While Axos Invest has a list of sector-specific funds that you can invest in.

Mistakes and Performance

Humans are prone to errors. We make mistakes. We’re often biased in our decision making. The same might be true for your financial advisor. The hype of beating the stock market index draws investors to mutual fund managers and financial advisors that have a history or reputation for trying to outperform the markets.

A friend’s financial advisor recommended a market-neutral and a sector specific fund, and both underperformed the S&P 500 index fund – a staple in most robo-advisor funds.

Humans have a bias where we think we are more skillful or knowledgeable than we really are. There’s a greater potential for humans to make a mistake, trading in and out of stocks in an effort to beat or time the market.

A robo-advisor isn’t prone to those kinds of human errors. But, then again, robo-advisors are only as good as the human-created investing algorithm.

The result of these human mistakes can be a return on investment that under-performs the stock market. In many cases, investing in an index fund outperforms an active investment approach that your financial advisor might use to try to beat the market.

That’s the beauty of robo-advisors.

Research has consistently shown that actively managed mutual funds typically underperform index funds and passively managed funds like those offered by robo-investors.
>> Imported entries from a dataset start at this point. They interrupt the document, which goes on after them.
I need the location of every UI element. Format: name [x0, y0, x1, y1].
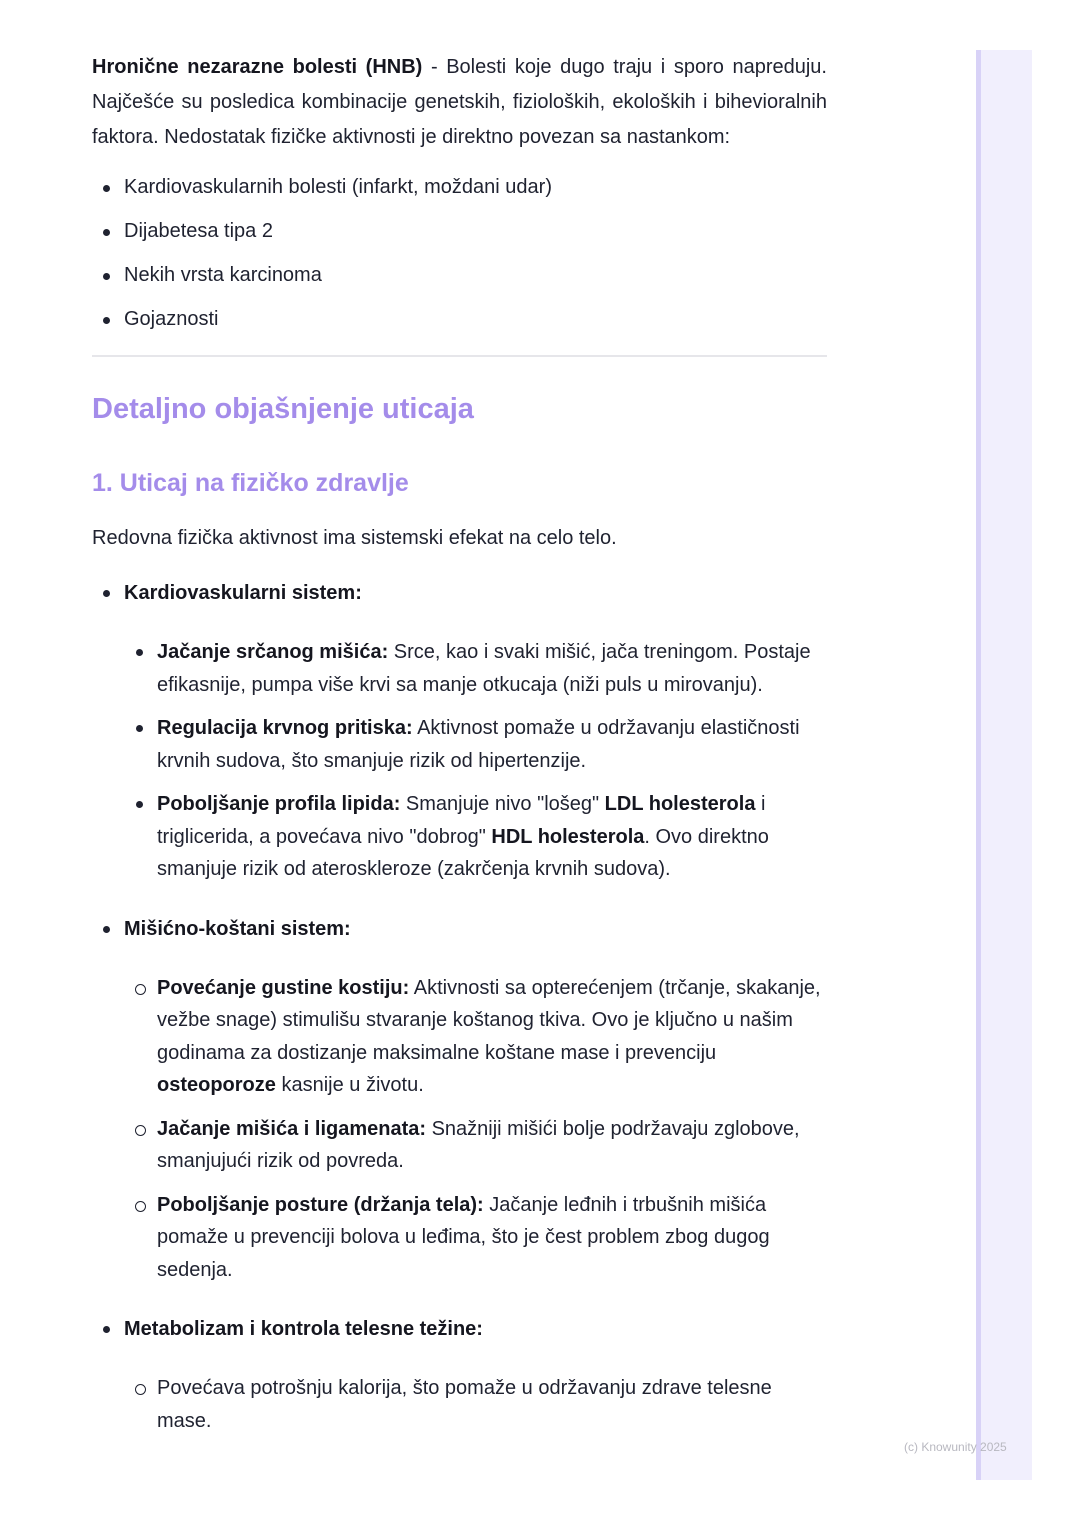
item-label: Jačanje mišića i ligamenata:	[157, 1117, 427, 1140]
side-panel	[976, 50, 1032, 1480]
side-panel-border	[976, 50, 981, 1480]
item-bold: HDL holesterola	[491, 825, 645, 848]
list-item: Kardiovaskularnih bolesti (infarkt, moždani udar)	[92, 176, 827, 199]
subsection-intro: Redovna fizička aktivnost ima sistemski efekat na celo telo.	[92, 527, 617, 549]
intro-paragraph	[92, 50, 827, 155]
topic-musculo-heading: Mišićno-koštani sistem:	[92, 917, 827, 941]
disease-list	[92, 176, 827, 331]
item-text: i triglicerida, a povećava nivo "dobrog"	[157, 793, 766, 848]
cardio-list	[92, 636, 827, 886]
subsection-title: 1. Uticaj na fizičko zdravlje	[92, 469, 409, 497]
divider	[92, 355, 827, 357]
topic-metabolism-heading: Metabolizam i kontrola telesne težine:	[92, 1317, 827, 1341]
item-label: Regulacija krvnog pritiska:	[157, 717, 413, 739]
item-text: kasnije u životu.	[275, 1074, 424, 1096]
metabolism-list	[92, 1372, 827, 1437]
item-label: Poboljšanje profila lipida:	[157, 793, 401, 815]
list-item: Povećava potrošnju kalorija, što pomaže u održavanju zdrave telesne mase.	[157, 1372, 827, 1437]
list-item	[157, 1113, 827, 1178]
list-item: Dijabetesa tipa 2	[92, 220, 827, 243]
item-text: Aktivnosti sa opterećenjem (trčanje, skakanje, vežbe snage) stimulišu stvaranje koštanog tkiva. Ovo je ključno u našim godinama za dostizanje maksimalne koštane mase i prevenciju	[157, 976, 821, 1064]
musculo-list	[92, 972, 827, 1287]
item-text: Aktivnost pomaže u održavanju elastičnosti krvnih sudova, što smanjuje rizik od hipertenzije.	[157, 717, 800, 772]
list-item	[157, 1189, 827, 1287]
list-item: Gojaznosti	[92, 308, 827, 331]
section-title: Detaljno objašnjenje uticaja	[92, 393, 474, 425]
topic-cardio-heading: Kardiovaskularni sistem:	[92, 581, 827, 605]
item-text: Snažniji mišići bolje podržavaju zglobove, smanjujući rizik od povreda.	[157, 1117, 800, 1172]
item-text: . Ovo direktno smanjuje rizik od ateroskleroze (zakrčenja krvnih sudova).	[157, 825, 769, 880]
item-label: Jačanje srčanog mišića:	[157, 641, 389, 663]
item-text: Smanjuje nivo "lošeg"	[400, 793, 605, 815]
list-item	[157, 788, 827, 886]
intro-text: - Bolesti koje dugo traju i sporo napreduju. Najčešće su posledica kombinacije genetskih, fizioloških, ekoloških i bihevioralnih faktora. Nedostatak fizičke aktivnosti je direktno povezan sa nastankom:	[92, 56, 827, 148]
item-text: Jačanje leđnih i trbušnih mišića pomaže u prevenciji bolova u leđima, što je čest problem zbog dugog sedenja.	[157, 1193, 770, 1281]
document-body	[92, 50, 827, 1448]
item-label: Poboljšanje posture (držanja tela):	[157, 1193, 484, 1216]
item-bold: LDL holesterola	[604, 793, 756, 815]
list-item	[157, 972, 827, 1102]
item-text: Srce, kao i svaki mišić, jača treningom. Postaje efikasnije, pumpa više krvi sa manje otkucaja (niži puls u mirovanju).	[157, 641, 811, 696]
list-item: Nekih vrsta karcinoma	[92, 264, 827, 287]
item-bold: osteoporoze	[157, 1074, 276, 1096]
list-item	[157, 712, 827, 777]
list-item	[157, 636, 827, 701]
intro-term: Hronične nezarazne bolesti (HNB)	[92, 56, 423, 78]
item-label: Povećanje gustine kostiju:	[157, 976, 410, 999]
copyright-notice: (c) Knowunity 2025	[904, 1440, 1007, 1454]
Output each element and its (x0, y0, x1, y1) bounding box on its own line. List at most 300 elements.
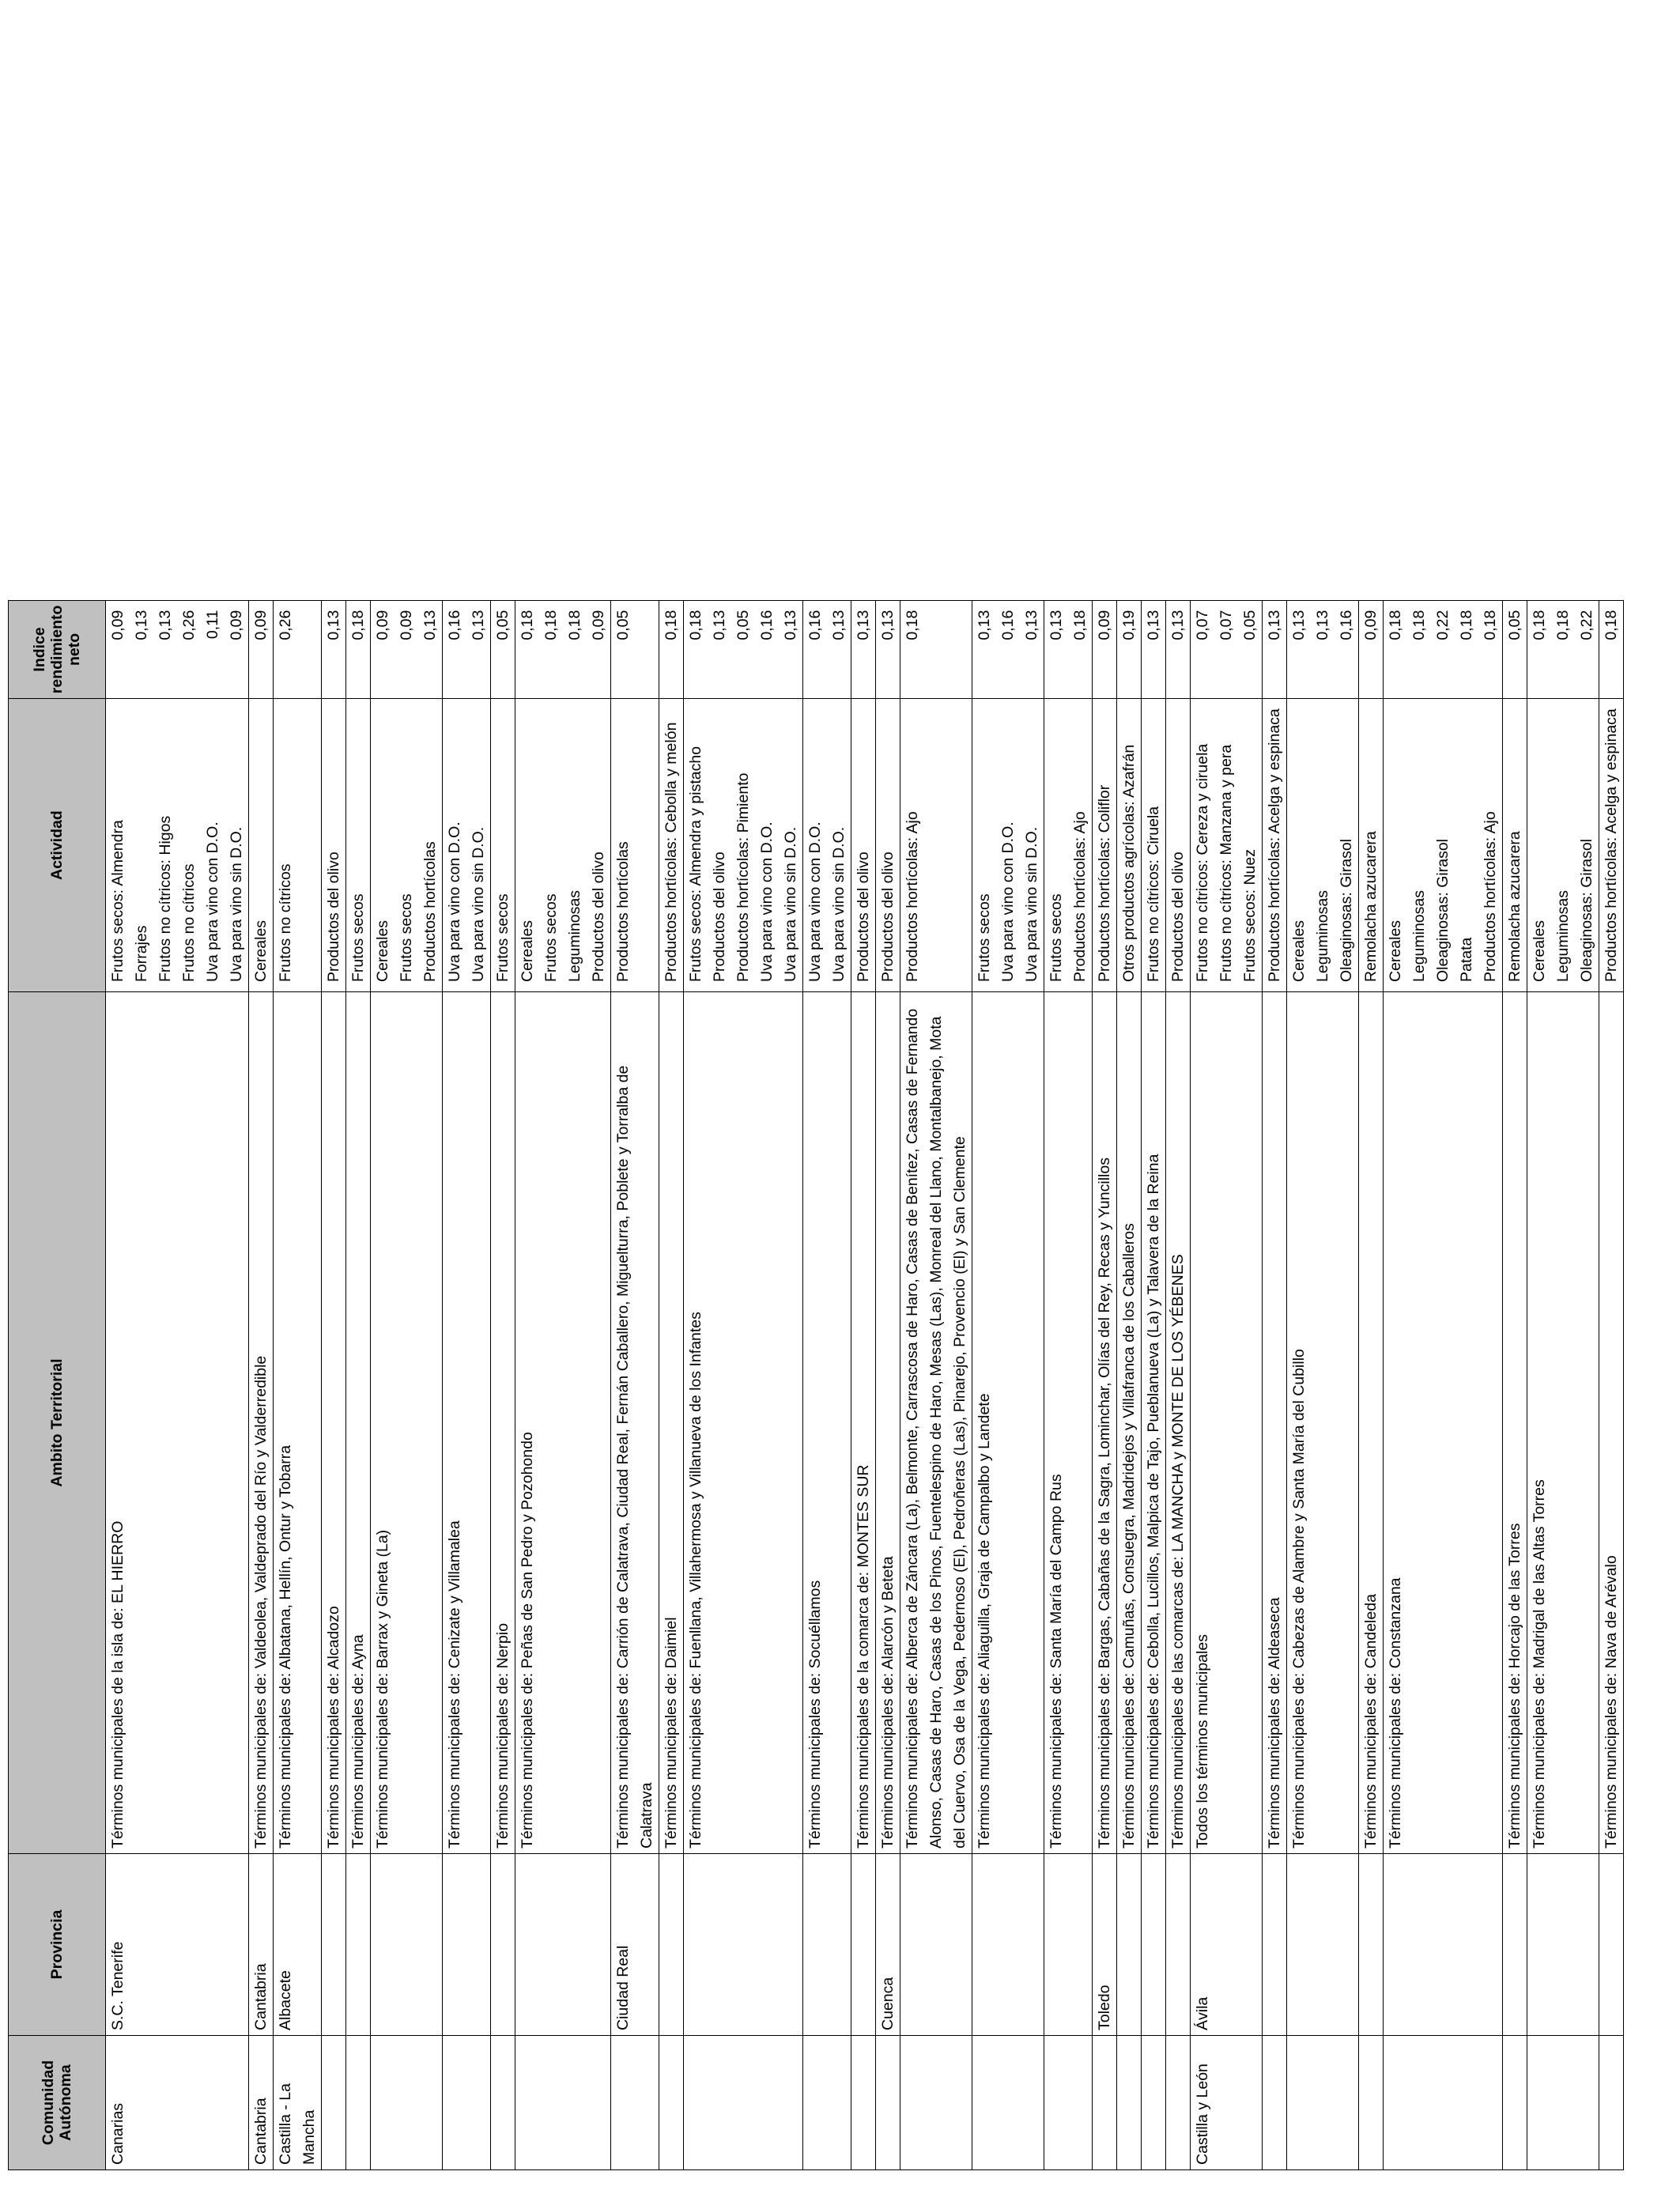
cell-comunidad (1044, 2036, 1093, 2170)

Robo-Advisors vs. Human Financial Advisors Wrap Up

Robo-advisors offer a great alternative to traditional financial advisors. They are a safe, low cost, and with a hands off approach to investing. If you don’t need all of the services offered by a traditional financial advisor, you don’t meet the minimum required initial investment, and don’t need specific, individualized attention, then a robo-advisor may be a great choice for you.

Finally, both robo-advisors and traditional financial advisors have their distinct differences. You should weigh your options and find an advisor that fits your preferences and your family’s needs. And, as the robo advisory industry evolves, you’ll find more robo-advisors with a human touch and more financial advisors with automated investment options.

Disclosure: Please note that this article may contain affiliate links which means that – at zero cost to you – I might earn a commission if you sign up or buy through the affiliate link. That said, I never recommend anything I don’t  believe is valuable.

6 thoughts on “Robo-Advisor vs Financial Advisor – Which is Best?”

  1. Comprehensive post. I prefer robo-advisors, for now. My only concern is that, if I had a lot of money to invest (like more than that protected by SIPC insurance), I don’t know if I’d feel comfortable handing it over to a start-up. In that case, a robo-advisor from a more established company like Vanguard might make sense.

  2. That’s a viable concern, given the great number of new start-up robo’s. Yet, I wouldn’t worry about the established stand alone robo-advisors, ie Personal Capital, Wealthfront, Betterment etc. But certainly the Vanguard’s and Schwab etc. robo’s have a much longer track record. Thanks for writing in Miguel

  3. Hi, really interesting Post and comparison. In my Opinion a Robo-Advisor is a more valuable Service for People like me. If you have not Hhundred-thousands of Euro to invest and if you want to invest on lowest possible Cost-Level a Robo-Advisor is a perfect Solution. In Addition: In the Past I used a human Financial Advisor and thanks to him and his “Analysis” of the Market I lost not less Money. My Robo-Advisor is just after 2 Years of Investment much better in his Performance as my Human Financial Advisor ever was! From my Side: A Clear PRO Robo-Advisor! Regards, Markus

    1. Hi Markus, Robo-advisors are great for younger investors, just starting out. Regardless of where you live, there are robo-advisors available across the globe. Search for a lower fee robo-advisor if you’re just starting out and don’t need many bells and whistles.

  4. Very helpful for showing differences. But what is most important to me is Robo-Advisor performance data. Preferably over three or more years by an organization not connected with any Robo-advisor. Am willing to pay for the service. Does anyone know of a source for this kind of data?